Wednesday, July 6, 2011
How Much Is That Fatty In The Window?
I think I have reverse body dismorphia. To be exact, I think I look better than I really do. We can also refer to this as "The Jersey Shore Syndrome".
When people suffer from actual body dismorphia they hyper focus on one or more specific things about their body that drive them to think they aren't good enough or pretty enough. Then they work endlessly to fix this issue even if it only exists in their heads.
Me? Well, lately when I look in my skinny mirror (Women know this well. There are fat mirrors & skinny mirrors) I feel good about my post baby body! I've dropped a few pounds, my clothes are a little less snug and I feel like a damned super model! I'm still curvy. Always have been and always will be. I always say I'm not an hour glass figure, I'm more of an hour and a half to two hours. My man loves me curvy so when I look in my skinny mirror I see one sexy beeotch!

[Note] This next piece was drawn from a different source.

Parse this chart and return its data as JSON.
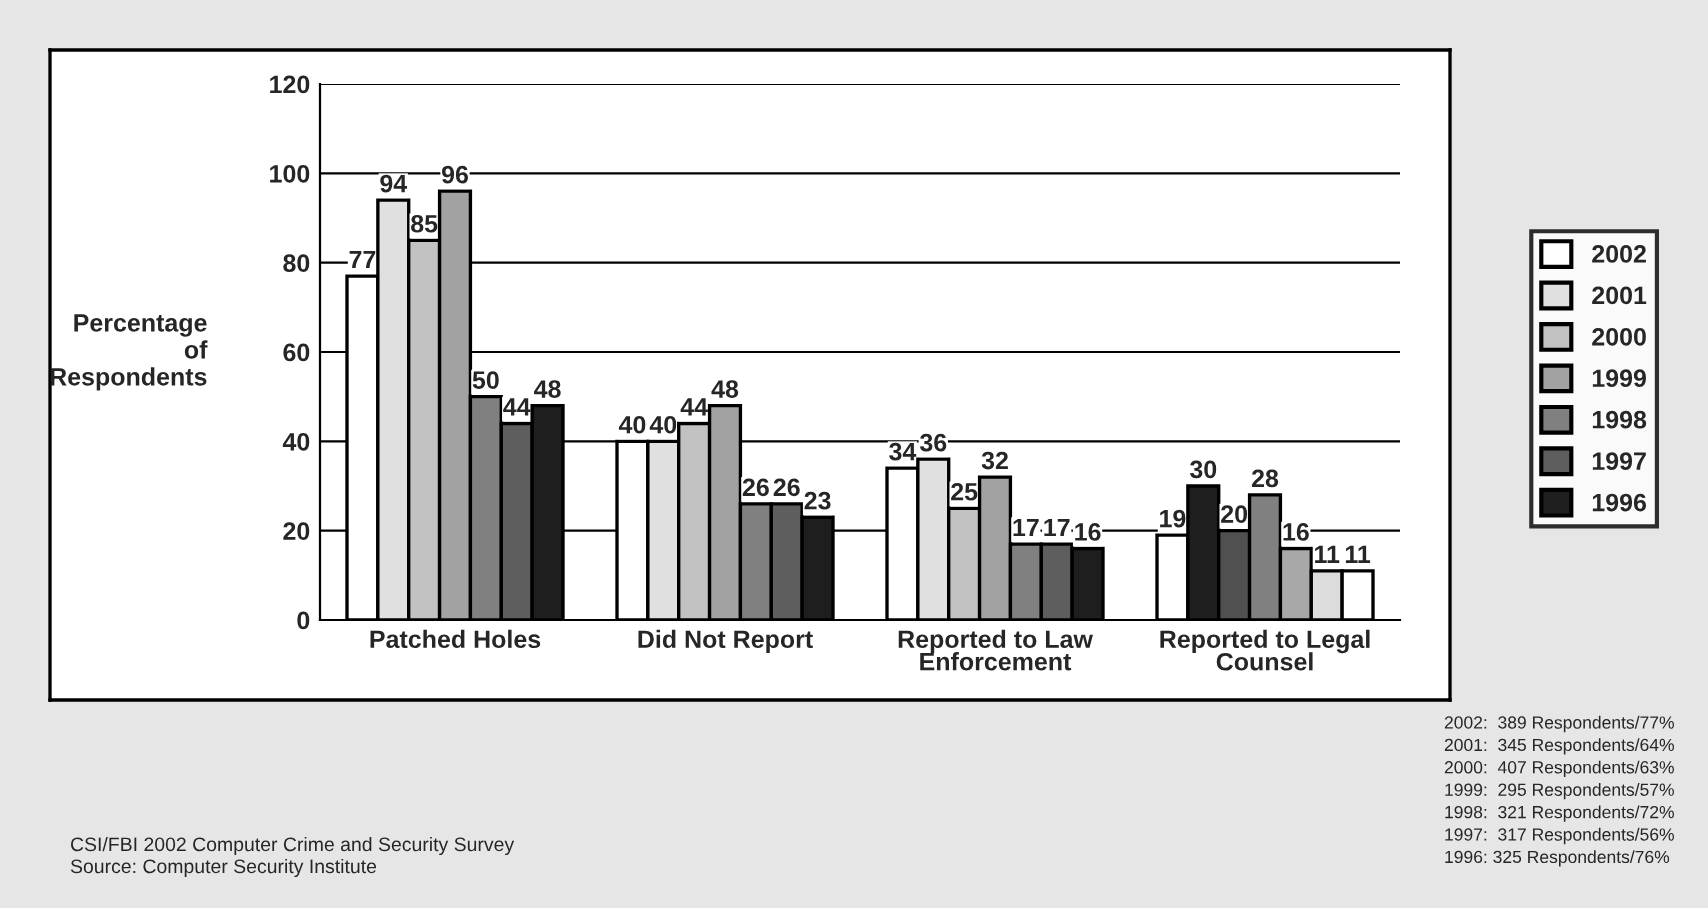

Then reality sets in when I see a picture of myself. UGH! Who the hell is that hippo of a woman?! I pick apart the picture. Flabby arms, jello thighs, jiggly belly, and is that a double chin? Oh hell no! That all must be photo shopped! That simply can't be the same beautiful woman in my skinny mirror!
So I have amped up my super model skills. Mommies, you may already know them well but if not here are a few new moves for taking pictures.
1) Strategically place small family members (a.k.a. the kids) in front of you as though you want them to be the star of this family photo. But in reality you are hiding your rolly polly pudge.
2) To reduce the double chin appearance suction the back of your tongue to the roof of your mouth. This will lift your second chin just long enough to take that shot!
3) Stand up. ALWAYS stand up! Taking photos of yourself in the sitting position will send you into a manic depression where you consume all chocolate within your reach.
4) When taking pictures with your husband, have him wrap his arms around you from BEHIND. Pictures where he is embracing you face to face show just how much work it takes for him to get his arms around you.
5) Make it a priority to have your arms hidden behind you whenever possible. A hand on the hip with elbow pointing backwards is a classic pose.
Despite the reality of my post baby body I am still proud of it. It gave me my sweet baby boy. And I am fortunate enough to have a man who loves some meat on his lady! I'll close with this saying my husband lives by:
"Women weren't meant to slip through a man's fingers....but they weren't made to break his arms either!"
Thanks baby! I love you! Now go make me a sammich!